Can't figure out why. I tried to trace and debug but don't know what is wrong.
Here is my code which works but gets the item order wrong:
p08([Z], X, [Z|X]).
p08([H1,H2|T], O, X) :-
H1 \= H2,
p08([H2|T], [H1|O], X).
p08([H1,H1|T], O, X) :-
p08([H1|T], O, X).
Here's the newer version, but it does not work at all:
p08([Z], X, [Z|X]).
p08([H1,H2|T], O, X) :-
H1 \= H2,
append(H1, O, N),
p08([H2|T], N, X).
p08([H1,H1|T], O, X) :-
p08([H1|T], O, X).
H1 is not a list, that's why append(H1, O, N) fails.
And if you change H1 to [H1] you actually get a solution identical to your first one. In order to really reverse the list in the accumulator you should change the order of the first two arguments: append(O, [H1], N). Also, you should change the first rule with one that matches the empty list p08([], X, X) (without it, the goal p08([], [], Out) fails).
Now, to solve your problem, here is the simplest solution (which is already tail recursive, as #false stated in the comments to this answer, so there is no need for an accumulator)
p([], []). % Rule for empty list
p([Head, Head|Rest], Out):- % Ignore the Head if it unifies with the 2nd element
!,
p([Head|Rest], Out).
p([Head|Tail], [Head|Out]):- % otherwise, Head must be part of the second list
p(Tail, Out).
and if you want one similar to yours (using an accumulator):
p08(List, Out):-p08(List, [], Out).
p08([], Acc, Acc).
p08([Head, Head|Rest], Acc, Out):-
!,
p08([Head|Rest], Acc, Out).
p08([Head|Tail], Acc, Out):-
append(Acc, [Head], Acc2),
p08(Tail, Acc2, Out).
Pure and simple:
list_withoutAdjacentDuplicates([],[]).
list_withoutAdjacentDuplicates([X],[X]).
list_withoutAdjacentDuplicates([X,X|Xs],Ys) :-
list_withoutAdjacentDuplicates([X|Xs],Ys).
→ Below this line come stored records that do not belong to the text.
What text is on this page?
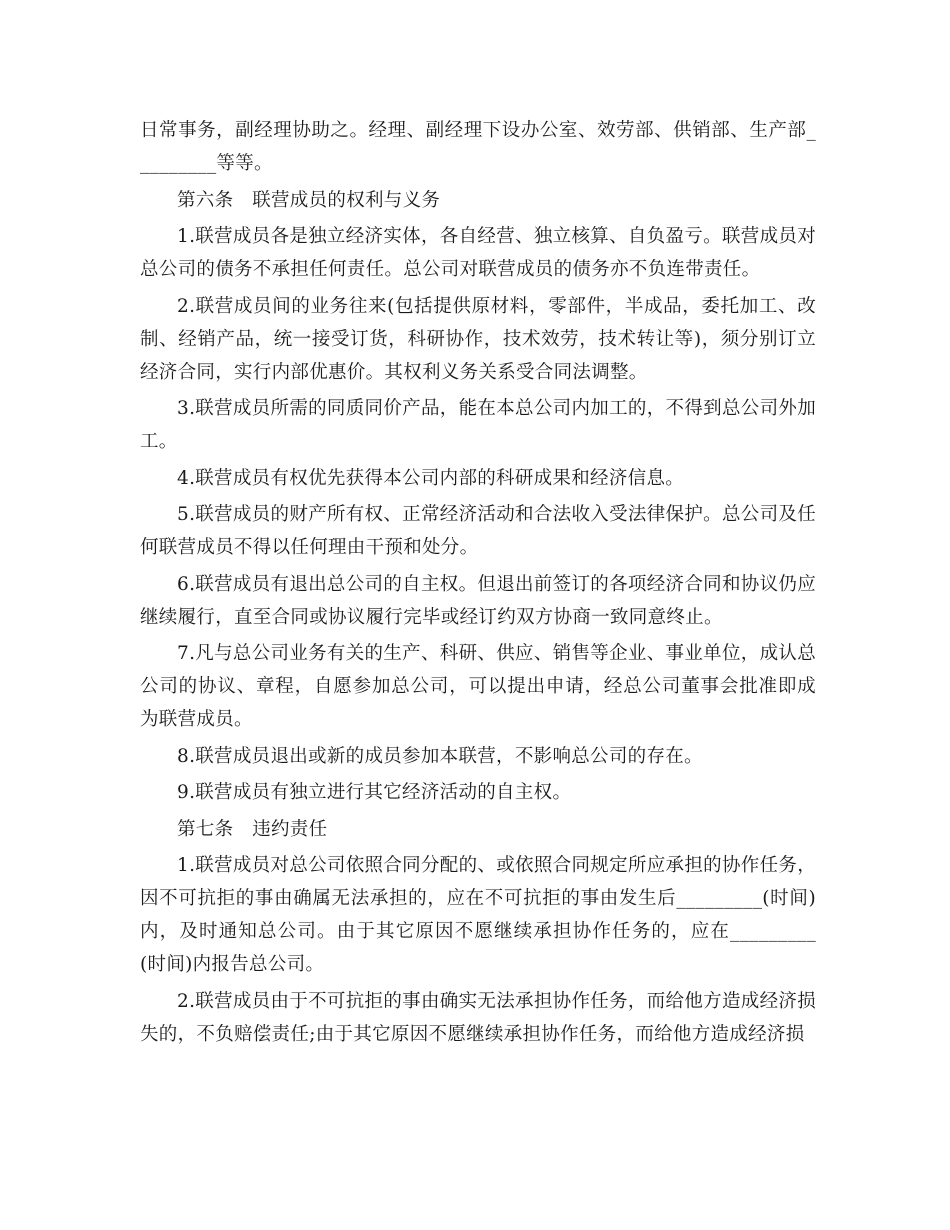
日常事务，副经理协助之。经理、副经理下设办公室、效劳部、供销部、生产部_________等等。

第六条　联营成员的权利与义务

1.联营成员各是独立经济实体，各自经营、独立核算、自负盈亏。联营成员对总公司的债务不承担任何责任。总公司对联营成员的债务亦不负连带责任。

2.联营成员间的业务往来(包括提供原材料，零部件，半成品，委托加工、改制、经销产品，统一接受订货，科研协作，技术效劳，技术转让等)，须分别订立经济合同，实行内部优惠价。其权利义务关系受合同法调整。

3.联营成员所需的同质同价产品，能在本总公司内加工的，不得到总公司外加工。

4.联营成员有权优先获得本公司内部的科研成果和经济信息。

5.联营成员的财产所有权、正常经济活动和合法收入受法律保护。总公司及任何联营成员不得以任何理由干预和处分。

6.联营成员有退出总公司的自主权。但退出前签订的各项经济合同和协议仍应继续履行，直至合同或协议履行完毕或经订约双方协商一致同意终止。

7.凡与总公司业务有关的生产、科研、供应、销售等企业、事业单位，成认总公司的协议、章程，自愿参加总公司，可以提出申请，经总公司董事会批准即成为联营成员。

8.联营成员退出或新的成员参加本联营，不影响总公司的存在。

9.联营成员有独立进行其它经济活动的自主权。

第七条　违约责任

1.联营成员对总公司依照合同分配的、或依照合同规定所应承担的协作任务，因不可抗拒的事由确属无法承担的，应在不可抗拒的事由发生后_________(时间)内，及时通知总公司。由于其它原因不愿继续承担协作任务的，应在_________(时间)内报告总公司。

2.联营成员由于不可抗拒的事由确实无法承担协作任务，而给他方造成经济损失的，不负赔偿责任;由于其它原因不愿继续承担协作任务，而给他方造成经济损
list_withoutAdjacentDuplicates([X1,X2|Xs],[X1|Ys]) :-
dif(X1,X2),
list_withoutAdjacentDuplicates([X2|Xs],Ys).
Sample query:
?- list_withoutAdjacentDuplicates([a,a,a,a,b,c,c,a,a],Xs).
Xs = [a,b,c,a] ; % succeeds, but leaves useless choicepoint(s) behind
false
Edit 2015-06-03
The following code is based on if_/3 and reified term equality (=)/3 by #false, which---in combination with first argument indexing---helps us avoid above creation of useless choicepoints.
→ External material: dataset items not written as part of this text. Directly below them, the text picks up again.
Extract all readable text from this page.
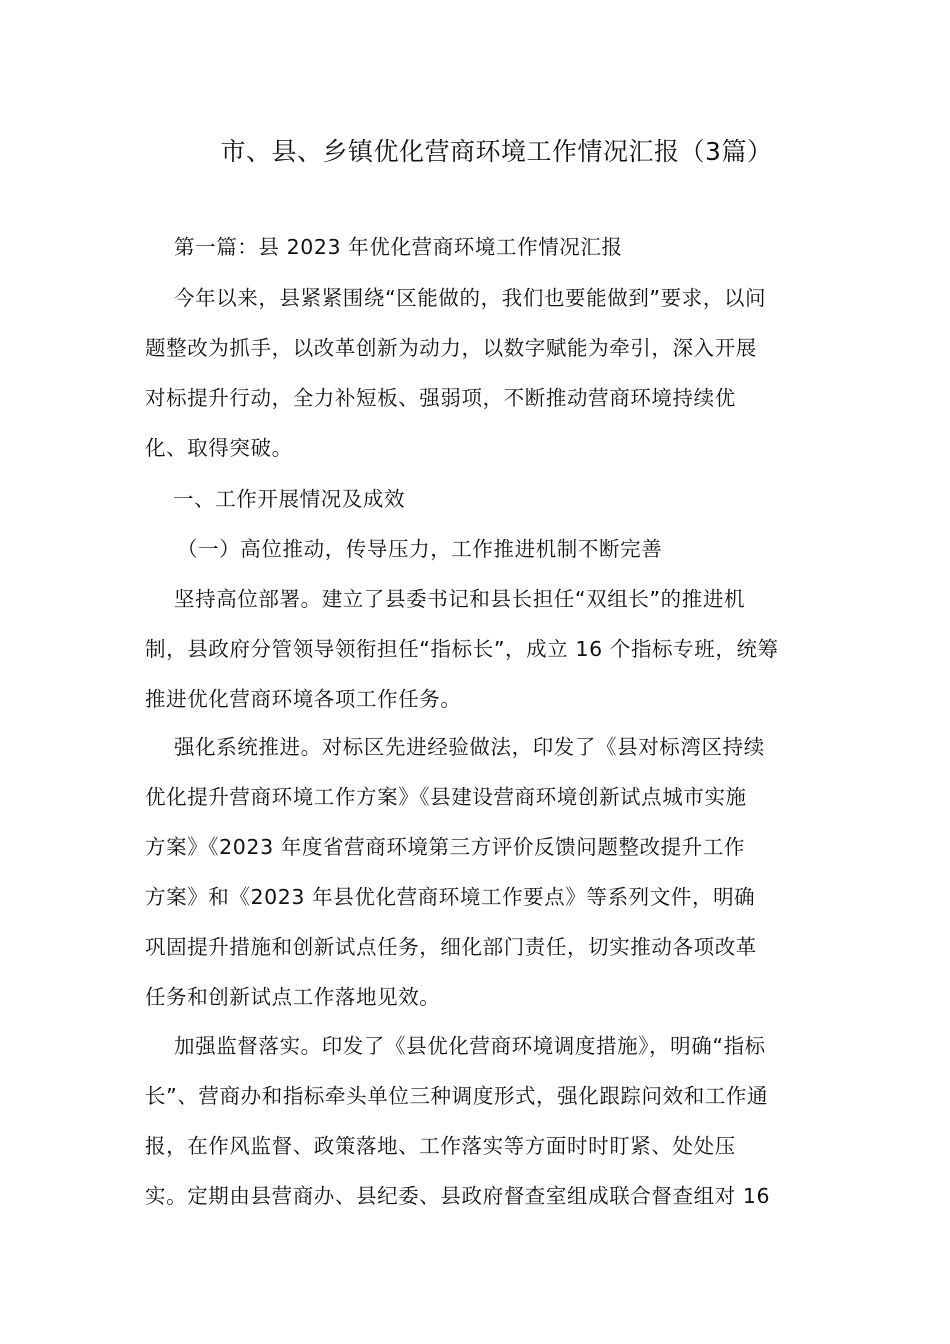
市、县、乡镇优化营商环境工作情况汇报（3篇）
第一篇：县 2023 年优化营商环境工作情况汇报
今年以来，县紧紧围绕“区能做的，我们也要能做到”要求，以问
题整改为抓手，以改革创新为动力，以数字赋能为牵引，深入开展
对标提升行动，全力补短板、强弱项，不断推动营商环境持续优
化、取得突破。
一、工作开展情况及成效
（一）高位推动，传导压力，工作推进机制不断完善
坚持高位部署。建立了县委书记和县长担任“双组长”的推进机
制，县政府分管领导领衔担任“指标长”，成立 16 个指标专班，统筹
推进优化营商环境各项工作任务。
强化系统推进。对标区先进经验做法，印发了《县对标湾区持续
优化提升营商环境工作方案》《县建设营商环境创新试点城市实施
方案》《2023 年度省营商环境第三方评价反馈问题整改提升工作
方案》和《2023 年县优化营商环境工作要点》等系列文件，明确
巩固提升措施和创新试点任务，细化部门责任，切实推动各项改革
任务和创新试点工作落地见效。
加强监督落实。印发了《县优化营商环境调度措施》，明确“指标
长”、营商办和指标牵头单位三种调度形式，强化跟踪问效和工作通
报，在作风监督、政策落地、工作落实等方面时时盯紧、处处压
实。定期由县营商办、县纪委、县政府督查室组成联合督查组对 16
list_without_adjacent_duplicates([],[]).
list_without_adjacent_duplicates([X|Xs],Ys) :-
list_prev_wo_adj_dups(Xs,X,Ys).
list_prev_wo_adj_dups([],X,[X]).
list_prev_wo_adj_dups([X1|Xs],X0,Ys1) :-
if_(X0 = X1, Ys1 = Ys0, Ys1 = [X0|Ys0]),
list_prev_wo_adj_dups(Xs,X1,Ys0).
Let's see it in action!
?- list_without_adjacent_duplicates([a,a,a,a,b,c,c,a,a],Xs).
Xs = [a,b,c,a]. % succeeds deterministically
In this answer we use meta-predicate foldl/4 and
Prolog lambdas.
:- use_module(library(apply)).
:- use_module(library(lambda)).
We define the logically pure predicatelist_adj_dif/2 based on if_/3 and (=)/3:
list_adj_dif([],[]).
list_adj_dif([X|Xs],Ys) :-
foldl(\E^(E0-Es0)^(E-Es)^if_(E=E0,Es0=Es,Es0=[E0|Es]),Xs,X-Ys,E1-[E1]).
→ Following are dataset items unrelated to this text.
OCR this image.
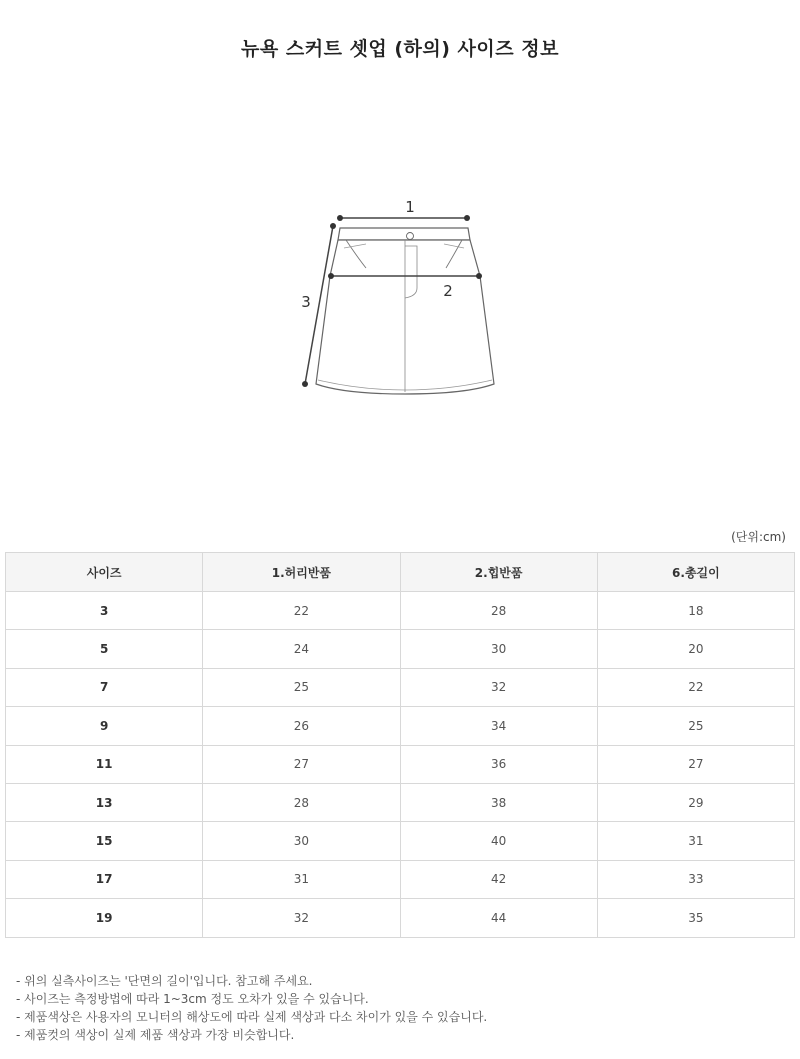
뉴욕 스커트 셋업 (하의) 사이즈 정보
1
2
3
(단위:cm)
사이즈	1.허리반품	2.힙반품	6.총길이
3	22	28	18
5	24	30	20
7	25	32	22
9	26	34	25
11	27	36	27
13	28	38	29
15	30	40	31
17	31	42	33
19	32	44	35
- 위의 실측사이즈는 '단면의 길이'입니다. 참고해 주세요.
- 사이즈는 측정방법에 따라 1~3cm 정도 오차가 있을 수 있습니다.
- 제품색상은 사용자의 모니터의 해상도에 따라 실제 색상과 다소 차이가 있을 수 있습니다.
- 제품컷의 색상이 실제 제품 색상과 가장 비슷합니다.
Let's run the query given by the OP!
?- list_adj_dif([a,a,a,a,b,c,c,a,a],Xs).
Xs = [a,b,c,a]. % succeeds deterministically
How about a more general query? Do we get all solutions we expect?
?- list_adj_dif([A,B,C],Xs).
A=B , B=C , Xs = [C]
; A=B , dif(B,C), Xs = [B,C]
; dif(A,B), B=C , Xs = [A,C]
; dif(A,B), dif(B,C), Xs = [A,B,C].
Yes, we do! So... the bottom line is?
Like many times before, the monotone if-then-else construct if_/3 enables us to ...
..., preserve logical-purity, ...
..., prevent the creation of useless choicepoints (in many cases), ...
..., and remain monotone—lest we lose solutions in the name of efficiency.
More easily:
compress([X],[X]).
compress([X,Y|Zs],Ls):-
X = Y,
compress([Y|Zs],Ls).
compress([X,Y|Zs],[X|Ls]):-
X \= Y,
compress([Y|Zs],Ls).
The code works recursevely and it goes deep to the base case, where the list include only one element, and then it comes up, if the found element is equal to the one on his right , such element is not added to the 'Ls' list (list of no duplicates ), otherwise it is.
compr([X1,X1|L1],[X1|L2]) :-
compr([X1|L1],[X1|L2]),
!.
compr([X1|L1],[X1|L2]) :-
compr(L1,L2).
compr([],[]).